L’antenne de l’île l’envoya, le satellite le reçut, l’amplifia et le renvoya dans les directions habituelles. Dans la minute qui suivit, le service d’écoutes de la Maison-Blanche le communiqua au président Nixon, qui l’attendait. Le président soupira à son tour, et dès qu’il fut seul téléphona le mot apple à Moscou et à Pékin. C’était une vérification : Mao et Brejnev l’avaient également reçu. Il signifiait que tout avait fonctionné comme prévu.

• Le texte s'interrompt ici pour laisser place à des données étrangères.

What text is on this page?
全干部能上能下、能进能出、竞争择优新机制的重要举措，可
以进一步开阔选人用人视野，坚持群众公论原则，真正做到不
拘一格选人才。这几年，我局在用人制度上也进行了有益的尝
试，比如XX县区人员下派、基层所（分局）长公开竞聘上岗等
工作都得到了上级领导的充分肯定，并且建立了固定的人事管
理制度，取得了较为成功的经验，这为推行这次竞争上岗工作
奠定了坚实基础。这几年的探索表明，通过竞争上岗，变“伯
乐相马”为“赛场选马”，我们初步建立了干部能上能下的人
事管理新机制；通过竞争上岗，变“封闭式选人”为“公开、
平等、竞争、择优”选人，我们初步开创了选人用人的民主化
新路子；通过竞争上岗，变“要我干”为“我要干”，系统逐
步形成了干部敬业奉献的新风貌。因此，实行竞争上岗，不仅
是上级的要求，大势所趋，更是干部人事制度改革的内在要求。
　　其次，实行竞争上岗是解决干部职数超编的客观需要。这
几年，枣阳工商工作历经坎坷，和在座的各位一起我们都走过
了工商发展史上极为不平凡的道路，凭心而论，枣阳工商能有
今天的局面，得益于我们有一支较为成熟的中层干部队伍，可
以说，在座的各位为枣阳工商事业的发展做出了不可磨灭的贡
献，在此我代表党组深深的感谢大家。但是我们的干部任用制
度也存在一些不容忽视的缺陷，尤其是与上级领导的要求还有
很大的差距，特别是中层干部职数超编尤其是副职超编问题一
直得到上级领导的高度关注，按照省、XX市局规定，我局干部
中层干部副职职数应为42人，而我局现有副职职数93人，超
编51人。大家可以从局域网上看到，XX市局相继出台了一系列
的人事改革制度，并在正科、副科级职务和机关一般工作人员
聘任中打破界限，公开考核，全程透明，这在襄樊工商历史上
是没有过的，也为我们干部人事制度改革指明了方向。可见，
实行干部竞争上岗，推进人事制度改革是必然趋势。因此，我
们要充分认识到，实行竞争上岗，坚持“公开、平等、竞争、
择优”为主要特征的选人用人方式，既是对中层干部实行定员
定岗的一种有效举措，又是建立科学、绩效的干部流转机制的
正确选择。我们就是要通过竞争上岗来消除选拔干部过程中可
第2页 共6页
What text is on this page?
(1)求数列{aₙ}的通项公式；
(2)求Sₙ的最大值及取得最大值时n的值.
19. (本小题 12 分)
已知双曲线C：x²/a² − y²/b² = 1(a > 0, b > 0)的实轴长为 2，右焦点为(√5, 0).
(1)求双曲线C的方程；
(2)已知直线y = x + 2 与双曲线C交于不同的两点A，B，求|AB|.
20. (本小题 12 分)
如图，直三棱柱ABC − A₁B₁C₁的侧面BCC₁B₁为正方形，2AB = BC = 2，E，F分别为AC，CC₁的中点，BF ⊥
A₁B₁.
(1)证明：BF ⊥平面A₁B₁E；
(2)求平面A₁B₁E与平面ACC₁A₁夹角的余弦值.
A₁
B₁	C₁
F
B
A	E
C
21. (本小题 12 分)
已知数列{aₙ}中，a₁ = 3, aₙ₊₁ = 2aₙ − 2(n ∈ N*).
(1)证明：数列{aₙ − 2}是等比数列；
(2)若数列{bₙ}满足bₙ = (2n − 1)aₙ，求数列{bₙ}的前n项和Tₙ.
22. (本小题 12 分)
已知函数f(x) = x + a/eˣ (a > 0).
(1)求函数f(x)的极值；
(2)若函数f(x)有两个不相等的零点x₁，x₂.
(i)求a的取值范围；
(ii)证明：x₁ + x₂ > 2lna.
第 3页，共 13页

Les services d’écoutes des trois présidents recevaient à intervalles réguliers des nouvelles de l’île. Ils ne savaient pas d’où elles venaient et n’en comprenaient pas le sens. C’étaient les présidents eux-mêmes qui les décryptaient. Même mise en clair elles ne pouvaient rien signifier pour qui n’était pas au courant. Émises par la radio de garde à la Citadelle, elles étaient très brèves et ne donnaient que des nouvelles générales. Les services étrangers, qui les captaient souvent, étaient persuadés que ces messages concernaient les recherches atomiques toujours en cours dans l’îlot 307.
Frend reposa le boîtier dans son logement et le connecta avec un petit émetteur puissant et compact installé dans la même niche. Il vérifia encore une fois tout ce qui était vérifiable, puis referma la niche et la camoufla avec les matériaux qu’il avait prévus. Il n’aurait peut-être plus à la rouvrir.
Mao était levé depuis peu de temps. Au terme d’une dure journée Brejnev allait se coucher. Nixon s’en fut rejoindre sa femme pour prendre le thé. Frend alla déjeuner.